Die örtliche Zuständigkeit für die Scheidung richtet nach § 122 FamFG. Ausschließlich zuständig in folgender Reihenfolge ist:

  1. das Gericht, in dessen Bezirk einer der Ehegatten mit allen gemeinschaftlichen minderjährigen Kindern seinen gewöhnlichen Aufenthalt hat;
  2. das Gericht, in dessen Bezirk einer der Ehegatten mit einem Teil der gemeinschaftlichen minderjährigen Kinder seinen gewöhnlichen Aufenthalt hat, sofern bei dem anderen Ehegatten keine gemeinschaftlichen minderjährigen Kinder ihren gewöhnlichen Aufenthalt haben;
  3. das Gericht, in dessen Bezirk die Ehegatten ihren gemeinsamen gewöhnlichen Aufenthalt zuletzt gehabt haben, wenn einer der Ehegatten bei Eintritt der Rechtshängigkeit im Bezirk dieses Gerichts seinen gewöhnlichen Aufenthalt hat;
  4. das Gericht, in dessen Bezirk der Antragsgegner seinen gewöhnlichen Aufenthalt hat;
  5. das Gericht, in dessen Bezirk der Antragsteller seinen gewöhnlichen Aufenthalt hat;
  6. das Amtsgericht Schöneberg in Berlin.

Zusammen mit der Ehescheidung muss im Normalfall der Versorgungsausgleich geregelt werden.

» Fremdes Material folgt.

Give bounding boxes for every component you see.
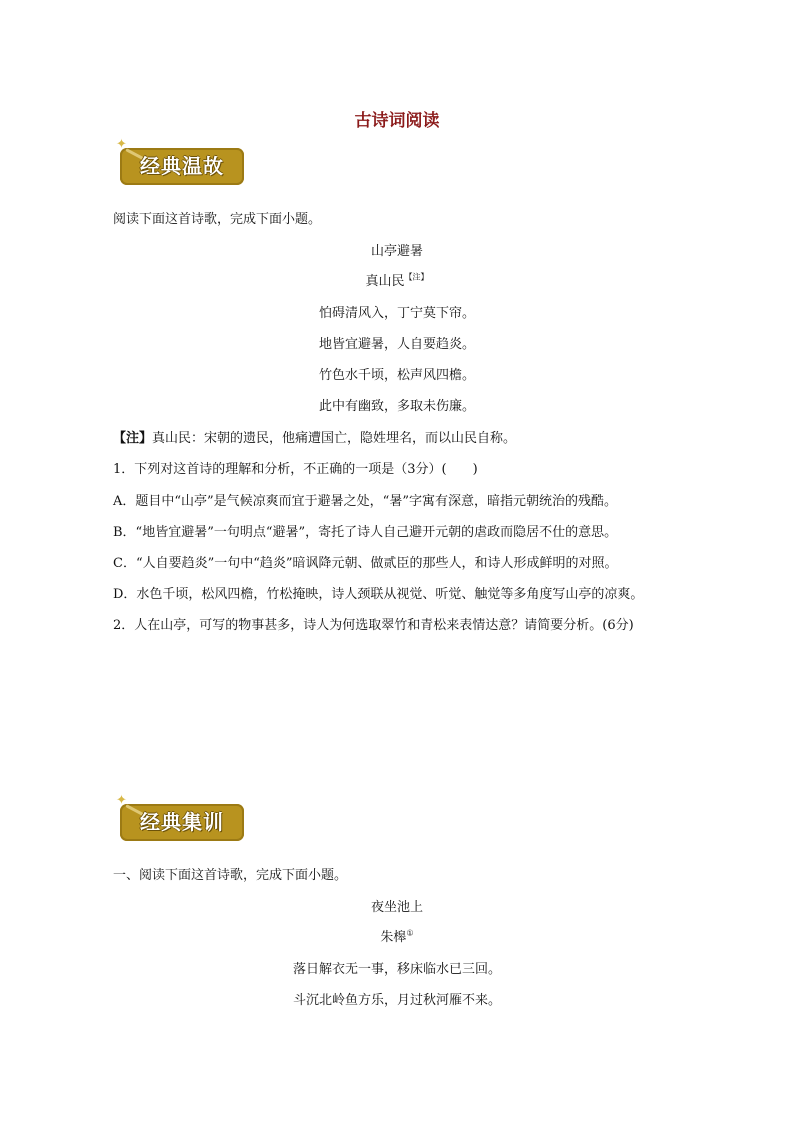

Hierbei werden die während der Ehe erwirtschafteten Ansprüche der Ehegatten auf Altersversorgung ermittelt, verglichen und jeweils hälftig geteilt.

Auf Antrag können gemeinsam mit der Ehescheidung noch weitere Regelungen zu Streitpunkten erfolgen. Solche sogenannten Folgesachen können sein:

  • Regelung des Unterhaltes von Ehegatten und Kindern
  • Regelung der elterlichen Sorge und des Umgangs
  • Regelung des Zugewinnausgleichs, sofern die Ehepartner im gesetzlichen Güterstand der Zugewinngemeinschaft gelebt haben, was immer dann der Fall ist, wenn man keinen anderen Güterstand beim Notar vereinbart hat. Zur Berechnung eines eventuellen Zugewinnausgleichsanspruches wird das Anwachsen des Vermögens jedes Ehegatten zwischen dem Tag der Eheschließung und dem Tag der Zustellung des Scheidungsantrages ermittelt. Derjenige Ehegatte, der den höheren Wertzuwachs hat, muss die Hälfte davon dem Anderen auszahlen.
  • Regelung der Rechte an der Ehewohnung und an den Haushaltsgegenständen. Sofern eine Aufteilung der Haushaltsgegenstände noch nicht erfolgt ist und/oder Streit über die frühere gemeinsame Wohnung besteht, kann dies ebenfalls zusammen mit der Ehescheidung geregelt werden.